We had as much excuse for paying off terrorists as Stalin had to do what he did, which is, none at all. Though I'm sure Stalinists feel like he had no choice in the matter.
If you're suggesting that helping torture and the mass-murder of many thousands of men, women, and children occur was necessary in order to defeat communism, I can only say that I'm sorry you have such little confidence in American ingenuity and fighting prowess.
|6.22.05 @ 11:50AM|#
"Well joe, perhaps naively, I figure historians in the field of American communism are most likely to have insight into the issues Julian cites Cathy Young for."
The problem, Mona, is that the conversation you were involved in was about the perception and image of communists within American society in general, and how that perception has been fed by, and has influenced, their depiction by Hollywood.
Then you started talking about a cadre of Academics that nobody has heard of, in an attempt to refute my observation that the behavior of McCarthy and HUAC helped the image of the communists, and harmed that of anti-communists, in the PUBLIC MIND.
|6.22.05 @ 11:52AM|#
And Mona, doesn't the enormous degree of import you attribute to Robeson's, and others', decision to "keep quiet" indicate to you that most American communists did not, in fact, have a good understanding of what was being done in the name of communism in the Soviet Union?
|6.22.05 @ 11:58AM|#
Mona: "The U.S. did not "encourage" atrocities."
Did Paul Robeson "encourage" Stalin's atrocities? I thought he just didn't denounce them.
Did Mr. Robeson actually provide any material assistance to the Stalin regime, that was used to arrest people or aid the functioning of the gulags? Mr.
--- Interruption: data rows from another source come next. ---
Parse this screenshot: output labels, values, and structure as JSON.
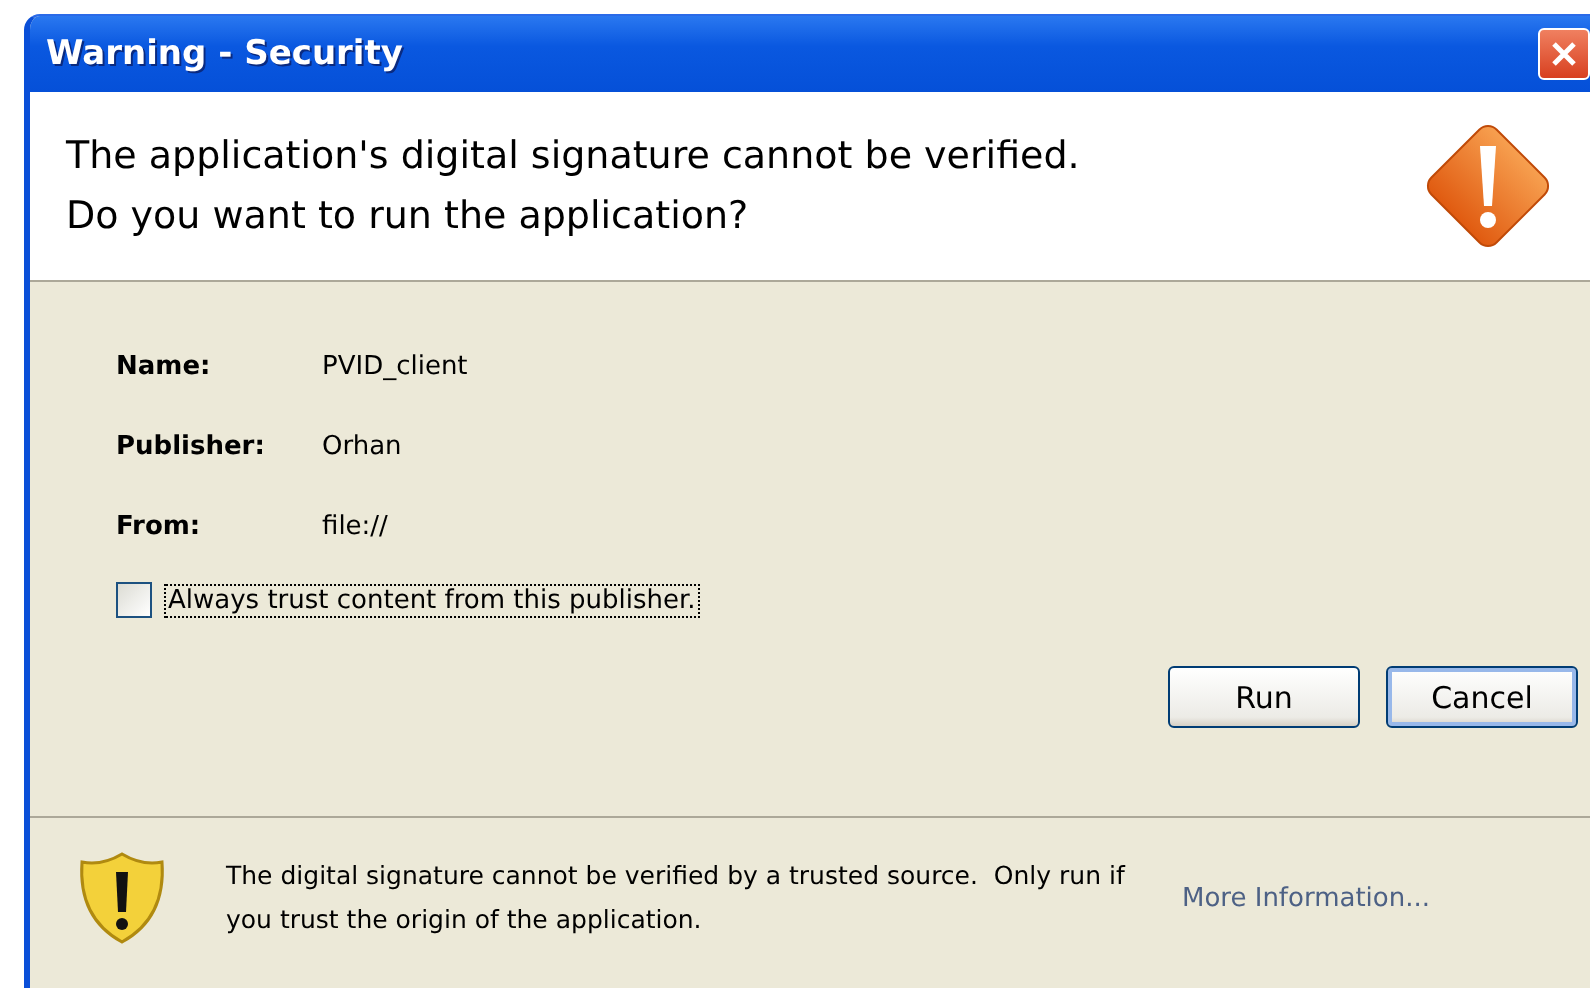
{
  "window": {
    "title": "Warning - Security"
  },
  "header": {
    "message": "The application's digital signature cannot be verified.\nDo you want to run the application?"
  },
  "details": [
    {
      "label": "Name:",
      "value": "PVID_client"
    },
    {
      "label": "Publisher:",
      "value": "Orhan"
    },
    {
      "label": "From:",
      "value": "file://"
    }
  ],
  "trust_checkbox": {
    "label": "Always trust content from this publisher.",
    "checked": false
  },
  "buttons": [
    {
      "label": "Run",
      "default": false
    },
    {
      "label": "Cancel",
      "default": true
    }
  ],
  "footer": {
    "message": "The digital signature cannot be verified by a trusted source.  Only run if you trust the origin of the application.",
    "link": "More Information..."
  }
}
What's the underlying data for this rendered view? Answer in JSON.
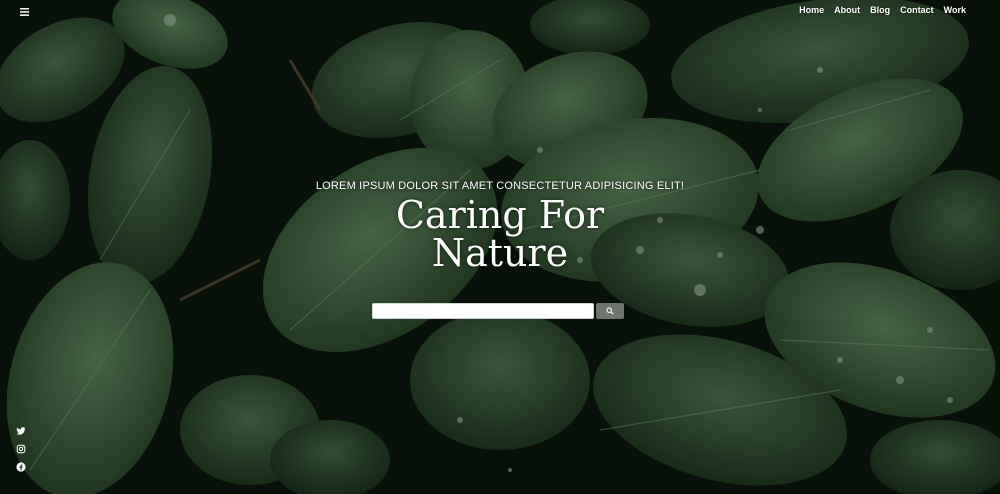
{
  "nav": {
    "menu_icon": "hamburger-icon",
    "links": [
      "Home",
      "About",
      "Blog",
      "Contact",
      "Work"
    ]
  },
  "hero": {
    "tagline": "LOREM IPSUM DOLOR SIT AMET CONSECTETUR ADIPISICING ELIT!",
    "title_line1": "Caring For",
    "title_line2": "Nature"
  },
  "search": {
    "placeholder": "",
    "button_icon": "search-icon"
  },
  "social": {
    "icons": [
      "twitter-icon",
      "instagram-icon",
      "facebook-icon"
    ]
  },
  "colors": {
    "background": "#0c1a10",
    "leaf_dark": "#1f3a23",
    "leaf_mid": "#35553a",
    "leaf_light": "#4c6e4e",
    "text": "#ffffff",
    "search_button": "#6e756c"
  }
}
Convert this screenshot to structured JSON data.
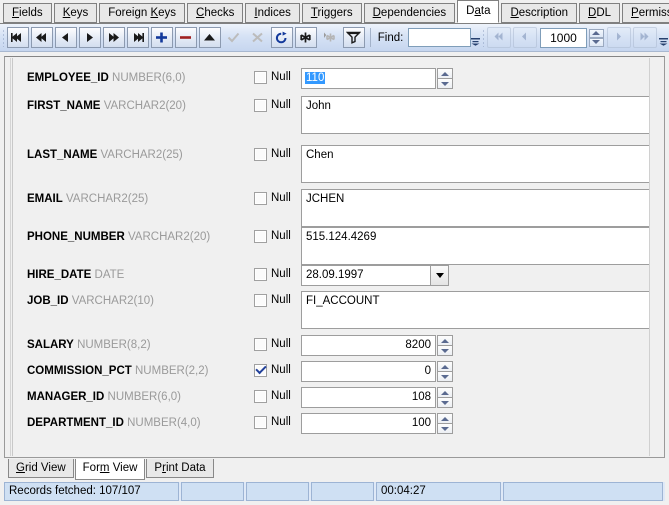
{
  "top_tabs": [
    {
      "label": "Fields",
      "mnemonic": "F",
      "active": false
    },
    {
      "label": "Keys",
      "mnemonic": "K",
      "active": false
    },
    {
      "label": "Foreign Keys",
      "mnemonic": "K",
      "active": false
    },
    {
      "label": "Checks",
      "mnemonic": "C",
      "active": false
    },
    {
      "label": "Indices",
      "mnemonic": "I",
      "active": false
    },
    {
      "label": "Triggers",
      "mnemonic": "T",
      "active": false
    },
    {
      "label": "Dependencies",
      "mnemonic": "D",
      "active": false
    },
    {
      "label": "Data",
      "mnemonic": "a",
      "active": true
    },
    {
      "label": "Description",
      "mnemonic": "D",
      "active": false
    },
    {
      "label": "DDL",
      "mnemonic": "D",
      "active": false
    },
    {
      "label": "Permissions",
      "mnemonic": "P",
      "active": false
    }
  ],
  "toolbar": {
    "buttons": [
      {
        "name": "first-record-button",
        "icon": "first",
        "enabled": true
      },
      {
        "name": "fast-backward-button",
        "icon": "fastback",
        "enabled": true
      },
      {
        "name": "previous-record-button",
        "icon": "back",
        "enabled": true
      },
      {
        "name": "next-record-button",
        "icon": "forward",
        "enabled": true
      },
      {
        "name": "fast-forward-button",
        "icon": "fastforward",
        "enabled": true
      },
      {
        "name": "last-record-button",
        "icon": "last",
        "enabled": true
      },
      {
        "name": "insert-record-button",
        "icon": "plus",
        "enabled": true
      },
      {
        "name": "delete-record-button",
        "icon": "minus",
        "enabled": true
      },
      {
        "name": "edit-record-button",
        "icon": "caret-up",
        "enabled": true
      },
      {
        "name": "post-edit-button",
        "icon": "check",
        "enabled": false
      },
      {
        "name": "cancel-edit-button",
        "icon": "cross",
        "enabled": false
      },
      {
        "name": "refresh-button",
        "icon": "refresh",
        "enabled": true
      },
      {
        "name": "set-null-button",
        "icon": "asterisk",
        "enabled": true
      },
      {
        "name": "clear-null-button",
        "icon": "asterisk-dim",
        "enabled": false
      },
      {
        "name": "filter-button",
        "icon": "funnel",
        "enabled": true
      }
    ],
    "find_label": "Find:",
    "find_value": "",
    "find_placeholder": "",
    "page_value": "1000",
    "nav_buttons": [
      {
        "name": "first-page-button",
        "icon": "double-left"
      },
      {
        "name": "prev-page-button",
        "icon": "single-left"
      },
      {
        "name": "next-page-button",
        "icon": "single-right"
      },
      {
        "name": "last-page-button",
        "icon": "double-right"
      }
    ]
  },
  "form": {
    "fields": [
      {
        "name": "EMPLOYEE_ID",
        "type": "NUMBER(6,0)",
        "null_checked": false,
        "value": "110",
        "control": "number",
        "selected": true
      },
      {
        "name": "FIRST_NAME",
        "type": "VARCHAR2(20)",
        "null_checked": false,
        "value": "John",
        "control": "textarea",
        "selected": false
      },
      {
        "name": "LAST_NAME",
        "type": "VARCHAR2(25)",
        "null_checked": false,
        "value": "Chen",
        "control": "textarea",
        "selected": false
      },
      {
        "name": "EMAIL",
        "type": "VARCHAR2(25)",
        "null_checked": false,
        "value": "JCHEN",
        "control": "textarea",
        "selected": false
      },
      {
        "name": "PHONE_NUMBER",
        "type": "VARCHAR2(20)",
        "null_checked": false,
        "value": "515.124.4269",
        "control": "textarea",
        "selected": false
      },
      {
        "name": "HIRE_DATE",
        "type": "DATE",
        "null_checked": false,
        "value": "28.09.1997",
        "control": "date",
        "selected": false
      },
      {
        "name": "JOB_ID",
        "type": "VARCHAR2(10)",
        "null_checked": false,
        "value": "FI_ACCOUNT",
        "control": "textarea",
        "selected": false
      },
      {
        "name": "SALARY",
        "type": "NUMBER(8,2)",
        "null_checked": false,
        "value": "8200",
        "control": "number",
        "selected": false
      },
      {
        "name": "COMMISSION_PCT",
        "type": "NUMBER(2,2)",
        "null_checked": true,
        "value": "0",
        "control": "number",
        "selected": false
      },
      {
        "name": "MANAGER_ID",
        "type": "NUMBER(6,0)",
        "null_checked": false,
        "value": "108",
        "control": "number",
        "selected": false
      },
      {
        "name": "DEPARTMENT_ID",
        "type": "NUMBER(4,0)",
        "null_checked": false,
        "value": "100",
        "control": "number",
        "selected": false
      }
    ],
    "null_label": "Null"
  },
  "bottom_tabs": [
    {
      "label": "Grid View",
      "mnemonic": "G",
      "active": false
    },
    {
      "label": "Form View",
      "mnemonic": "m",
      "active": true
    },
    {
      "label": "Print Data",
      "mnemonic": "r",
      "active": false
    }
  ],
  "status": {
    "records_fetched": "Records fetched: 107/107",
    "panel2": "",
    "panel3": "",
    "panel4": "",
    "elapsed_time": "00:04:27",
    "panel6": ""
  }
}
Reagan most certainly did provide many millions of dollars to the Salvadoran, Honduran, and Guatemalan governments to purchase weaponry and pay soldiers.
fyodor|6.22.05 @ 12:08PM|#
Mona, your words are mere toleration, the words of those you hate seem to have more weight in your eyes.
|6.22.05 @ 12:44PM|#
If any person should be on a stamp, it should be Lysander Spooner, the father of (relatively) affordable postage. He competed with the U.S. Postal Service by delivering mail at about a third the cost, forcing the USPS to lower its rates before the government legislated him out of business.
|6.22.05 @ 12:58PM|#
Thanks for the info, Stevo. I had no idea. And, yes, goddamn it, he should be on a stamp!